The primary change in this release is interesting for me but not so much for anyone else. It's the first of my core Perl modules that I've converted to Module::Build and to the new Perl test infrastructure that's now maintained in rra-c-util. (Yes, I know that Module::Build is apparently going to be dropped from Perl core, but the package also generates a Makefile.PL for backward compatibility.)

Starting with this release, all my subsequent package releases will start using the Lancaster Consensus environment variables to control whether to run non-default tests (namely AUTOMATED_TESTING, RELEASE_TESTING, and AUTHOR_TESTING). Hopefully this won't cause me too many problems. I'm currently setting AUTHOR_TESTING unconditionally, since I really want to see the results of those tests for all my code, but it's possible that will cause me too many problems with other people's code. (It would have been nice if the spec for AUTHOR_TESTING would let you set the value of the variable to the identity of the author whose tests you want run.)

I like having all my release tests run by automated testing so that I can identify any problems with the code to conditionally skip them, so I enable all the release tests when AUTOMATED_TESTING is set. This is probably peculiar to me.

The other changes in this release are all documentation and test suite fixes. There are no code changes in this release. Thanks to Olivier Mengué and David Steinbrunner for various bug reports.

You can get the latest release from the Term::ANSIColor distribution page.

2014-03-25: rra-c-util 5.4

Further improvements to the shared infrastructure I use for my various packages.

This release adds new Autoconf macros for detecting SQLite. These use the same strategy that I used for libevent, and which I'm slowly adopting for all libraries that support pkg-config. pkg-config is tried first if available, and unless the Autoconf flags to point to particular install paths for the library are given. Autoconf then falls back on manual probing.

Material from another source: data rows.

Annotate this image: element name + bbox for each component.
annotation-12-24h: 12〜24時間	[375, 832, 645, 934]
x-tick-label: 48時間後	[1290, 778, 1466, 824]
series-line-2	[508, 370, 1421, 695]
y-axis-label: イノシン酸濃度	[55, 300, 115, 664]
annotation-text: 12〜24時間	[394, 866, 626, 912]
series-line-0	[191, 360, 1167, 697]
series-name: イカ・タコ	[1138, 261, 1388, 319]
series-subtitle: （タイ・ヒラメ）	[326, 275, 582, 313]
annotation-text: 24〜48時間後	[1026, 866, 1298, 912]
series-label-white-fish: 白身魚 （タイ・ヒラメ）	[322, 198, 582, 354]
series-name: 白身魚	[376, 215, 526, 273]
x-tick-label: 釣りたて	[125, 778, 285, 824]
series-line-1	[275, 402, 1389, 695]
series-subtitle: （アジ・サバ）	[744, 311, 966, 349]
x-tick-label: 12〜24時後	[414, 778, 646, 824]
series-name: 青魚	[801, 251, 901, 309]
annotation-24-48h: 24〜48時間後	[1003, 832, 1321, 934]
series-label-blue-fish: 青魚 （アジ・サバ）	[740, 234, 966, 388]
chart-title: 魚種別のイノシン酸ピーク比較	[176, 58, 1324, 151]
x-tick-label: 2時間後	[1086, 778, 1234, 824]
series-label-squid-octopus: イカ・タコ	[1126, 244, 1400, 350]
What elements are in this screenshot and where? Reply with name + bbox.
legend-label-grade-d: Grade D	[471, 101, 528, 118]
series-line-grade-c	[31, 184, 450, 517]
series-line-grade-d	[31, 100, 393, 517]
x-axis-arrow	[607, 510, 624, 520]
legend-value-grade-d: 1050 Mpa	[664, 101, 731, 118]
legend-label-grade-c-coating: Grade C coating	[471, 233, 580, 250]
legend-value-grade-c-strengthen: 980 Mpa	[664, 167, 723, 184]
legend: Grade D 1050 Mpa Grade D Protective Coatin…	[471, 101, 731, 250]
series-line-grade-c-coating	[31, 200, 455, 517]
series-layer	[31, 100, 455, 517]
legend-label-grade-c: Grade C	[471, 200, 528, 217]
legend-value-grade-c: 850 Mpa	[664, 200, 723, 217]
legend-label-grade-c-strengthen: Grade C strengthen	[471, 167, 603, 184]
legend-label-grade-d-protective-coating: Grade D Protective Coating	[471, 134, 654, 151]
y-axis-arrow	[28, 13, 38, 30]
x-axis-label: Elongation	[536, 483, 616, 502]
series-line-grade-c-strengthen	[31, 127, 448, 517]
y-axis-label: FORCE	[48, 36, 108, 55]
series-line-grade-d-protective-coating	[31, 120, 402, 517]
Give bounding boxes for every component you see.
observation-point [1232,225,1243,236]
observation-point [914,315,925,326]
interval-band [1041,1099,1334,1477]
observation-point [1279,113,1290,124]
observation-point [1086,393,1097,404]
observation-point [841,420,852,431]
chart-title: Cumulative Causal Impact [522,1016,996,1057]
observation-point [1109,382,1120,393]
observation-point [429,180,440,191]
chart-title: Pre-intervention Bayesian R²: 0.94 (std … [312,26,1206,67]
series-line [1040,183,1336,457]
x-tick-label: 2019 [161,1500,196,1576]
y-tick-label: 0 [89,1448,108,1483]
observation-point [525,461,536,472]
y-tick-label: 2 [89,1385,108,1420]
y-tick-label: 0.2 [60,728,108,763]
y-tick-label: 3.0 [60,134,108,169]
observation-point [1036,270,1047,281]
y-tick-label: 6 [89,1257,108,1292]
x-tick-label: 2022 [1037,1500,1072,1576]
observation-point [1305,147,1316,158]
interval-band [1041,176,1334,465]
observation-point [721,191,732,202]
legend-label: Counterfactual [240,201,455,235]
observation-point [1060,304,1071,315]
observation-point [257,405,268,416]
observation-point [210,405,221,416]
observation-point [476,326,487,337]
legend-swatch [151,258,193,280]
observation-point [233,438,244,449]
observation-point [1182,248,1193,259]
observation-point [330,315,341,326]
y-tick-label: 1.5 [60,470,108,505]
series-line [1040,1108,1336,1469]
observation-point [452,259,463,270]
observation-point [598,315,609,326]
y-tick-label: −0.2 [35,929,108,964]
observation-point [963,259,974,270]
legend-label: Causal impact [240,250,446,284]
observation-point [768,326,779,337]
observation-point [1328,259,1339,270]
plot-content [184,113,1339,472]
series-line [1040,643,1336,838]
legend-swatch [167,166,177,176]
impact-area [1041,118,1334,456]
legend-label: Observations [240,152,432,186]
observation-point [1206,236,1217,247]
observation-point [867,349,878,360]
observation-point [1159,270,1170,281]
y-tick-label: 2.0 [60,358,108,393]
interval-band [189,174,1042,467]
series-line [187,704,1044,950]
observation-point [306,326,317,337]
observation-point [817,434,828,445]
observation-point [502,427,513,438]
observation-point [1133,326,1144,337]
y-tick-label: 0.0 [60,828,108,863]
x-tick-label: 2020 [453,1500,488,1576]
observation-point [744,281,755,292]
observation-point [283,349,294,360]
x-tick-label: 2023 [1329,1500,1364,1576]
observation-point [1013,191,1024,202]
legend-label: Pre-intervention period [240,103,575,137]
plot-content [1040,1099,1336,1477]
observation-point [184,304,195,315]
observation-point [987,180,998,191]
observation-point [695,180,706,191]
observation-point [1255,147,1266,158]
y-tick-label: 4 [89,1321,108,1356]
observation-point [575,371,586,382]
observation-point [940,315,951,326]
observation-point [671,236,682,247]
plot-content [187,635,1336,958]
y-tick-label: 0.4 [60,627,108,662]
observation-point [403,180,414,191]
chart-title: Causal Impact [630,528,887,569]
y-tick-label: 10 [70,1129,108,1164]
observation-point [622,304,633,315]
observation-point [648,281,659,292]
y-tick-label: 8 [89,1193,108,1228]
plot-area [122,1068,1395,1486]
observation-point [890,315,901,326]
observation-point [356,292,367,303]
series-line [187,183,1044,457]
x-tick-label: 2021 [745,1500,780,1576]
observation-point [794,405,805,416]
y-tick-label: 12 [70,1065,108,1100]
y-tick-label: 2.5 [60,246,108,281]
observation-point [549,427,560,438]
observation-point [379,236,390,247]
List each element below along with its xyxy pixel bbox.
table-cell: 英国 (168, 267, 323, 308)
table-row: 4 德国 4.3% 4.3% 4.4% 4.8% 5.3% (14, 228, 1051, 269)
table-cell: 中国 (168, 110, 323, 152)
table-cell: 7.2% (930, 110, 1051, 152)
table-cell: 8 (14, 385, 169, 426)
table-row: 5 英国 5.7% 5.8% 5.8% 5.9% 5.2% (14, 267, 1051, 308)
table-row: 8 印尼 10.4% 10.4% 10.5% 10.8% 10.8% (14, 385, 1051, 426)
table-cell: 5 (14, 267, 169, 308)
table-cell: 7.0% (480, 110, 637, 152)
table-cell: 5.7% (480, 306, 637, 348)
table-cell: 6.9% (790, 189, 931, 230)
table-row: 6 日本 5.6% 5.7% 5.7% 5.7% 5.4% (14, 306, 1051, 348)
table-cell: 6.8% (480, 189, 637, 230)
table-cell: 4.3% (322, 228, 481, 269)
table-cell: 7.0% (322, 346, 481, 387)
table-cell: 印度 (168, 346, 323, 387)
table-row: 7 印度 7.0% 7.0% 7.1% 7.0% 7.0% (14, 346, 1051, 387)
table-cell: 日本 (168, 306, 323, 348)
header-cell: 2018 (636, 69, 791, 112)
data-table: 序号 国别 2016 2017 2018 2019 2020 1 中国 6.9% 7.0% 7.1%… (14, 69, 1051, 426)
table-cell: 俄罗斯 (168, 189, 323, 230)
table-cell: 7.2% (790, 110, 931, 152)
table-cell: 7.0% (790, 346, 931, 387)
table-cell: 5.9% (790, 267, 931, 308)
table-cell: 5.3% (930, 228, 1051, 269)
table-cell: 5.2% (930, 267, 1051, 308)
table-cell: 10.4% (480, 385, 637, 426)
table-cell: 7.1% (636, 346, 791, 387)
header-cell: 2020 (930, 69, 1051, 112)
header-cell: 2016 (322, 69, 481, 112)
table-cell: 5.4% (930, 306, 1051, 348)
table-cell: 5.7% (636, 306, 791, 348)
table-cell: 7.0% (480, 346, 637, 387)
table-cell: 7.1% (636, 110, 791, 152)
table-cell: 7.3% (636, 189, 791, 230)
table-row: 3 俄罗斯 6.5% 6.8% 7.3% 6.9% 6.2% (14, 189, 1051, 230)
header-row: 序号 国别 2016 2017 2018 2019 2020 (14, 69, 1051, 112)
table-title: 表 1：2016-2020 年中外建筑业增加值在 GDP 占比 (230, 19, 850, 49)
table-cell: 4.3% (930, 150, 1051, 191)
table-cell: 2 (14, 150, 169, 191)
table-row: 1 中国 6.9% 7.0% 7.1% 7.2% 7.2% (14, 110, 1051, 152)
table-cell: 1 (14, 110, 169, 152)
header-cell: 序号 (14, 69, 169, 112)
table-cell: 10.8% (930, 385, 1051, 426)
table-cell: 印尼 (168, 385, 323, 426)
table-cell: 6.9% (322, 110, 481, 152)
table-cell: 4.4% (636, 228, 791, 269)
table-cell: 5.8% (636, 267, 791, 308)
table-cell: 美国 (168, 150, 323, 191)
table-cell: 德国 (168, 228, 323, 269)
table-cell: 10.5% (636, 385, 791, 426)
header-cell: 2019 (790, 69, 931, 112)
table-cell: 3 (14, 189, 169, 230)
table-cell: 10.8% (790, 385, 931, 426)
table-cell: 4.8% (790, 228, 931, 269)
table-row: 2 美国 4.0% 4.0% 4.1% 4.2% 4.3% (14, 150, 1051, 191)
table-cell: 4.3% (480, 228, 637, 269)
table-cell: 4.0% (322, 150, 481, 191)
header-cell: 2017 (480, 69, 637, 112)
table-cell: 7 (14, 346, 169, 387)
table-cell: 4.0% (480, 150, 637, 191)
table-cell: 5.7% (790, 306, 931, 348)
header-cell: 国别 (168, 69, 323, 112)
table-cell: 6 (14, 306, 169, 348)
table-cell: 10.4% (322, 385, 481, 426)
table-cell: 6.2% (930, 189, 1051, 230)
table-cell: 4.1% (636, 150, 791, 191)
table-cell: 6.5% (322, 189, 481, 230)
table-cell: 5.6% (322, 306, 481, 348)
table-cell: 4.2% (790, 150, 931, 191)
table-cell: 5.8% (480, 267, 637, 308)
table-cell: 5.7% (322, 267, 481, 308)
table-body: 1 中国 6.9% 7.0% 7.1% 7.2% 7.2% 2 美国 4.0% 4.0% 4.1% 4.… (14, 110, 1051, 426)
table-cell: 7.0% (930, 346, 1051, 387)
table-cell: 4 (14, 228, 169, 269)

Also in this release are all the changes to the Perl support modules for test programs and the various generic Perl tests to implement the change that I started in the last Term::ANSIColor release: using the Lancaster Consensus environment variables to control whether tests run when they don't directly test package functionality, and skipping a lot more tests for the average end user who doesn't really care if, say, the POD syntax is correct or all the supporting Perl scripts past strictness checks.

You can get the latest release from the rra-c-util distribution page.

2014-03-26: krb5-strength 3.0

krb5-strength is the password strength checking code that we use at Stanford for our primary Kerberos realm.

We've had quite a lot of difficulty deciding exactly what password strength checking we want to do and how we want to handle password history. The good part is that this is to the advantage of everyone else, since now more flexible password strength checking code is available.

The major change in this release is the addition of a password history implementation for Heimdal. Implemented as an external password quality check program, it can stack with other password quality check programs, such as the one included in this distribution. Previous passwords are hashed with PBKDF2 with SHA-2. Note that this has somewhat extensive Perl module dependencies, since it was originally written as a separate project.

Also in this release is yet another password dictionary type: SQLite. This is probably a bit slower than straight lookups in CDB, and it's definitely less space-efficient since it stores each word both forward and reversed, but it can reject any password that is within edit distance one of a dictionary word. (Edit distance one means that the word can be formed from the password by adding, removing, or changing a single character.)

The cdbmake-wordlist utility has been renamed to krb5-strength-wordlist and can now generate the SQLite dictionary as well as the CDB dictionary.

Finally, another configuration option has been added: minimum_different. If set, passwords must contain at least this many different characters. This can be used to reject passwords that are long strings of the same character or short repeating patterns, which are otherwise difficult to detect with a straight dictionary-driven approach.

You can get the latest release from the krb5-strength distribution page.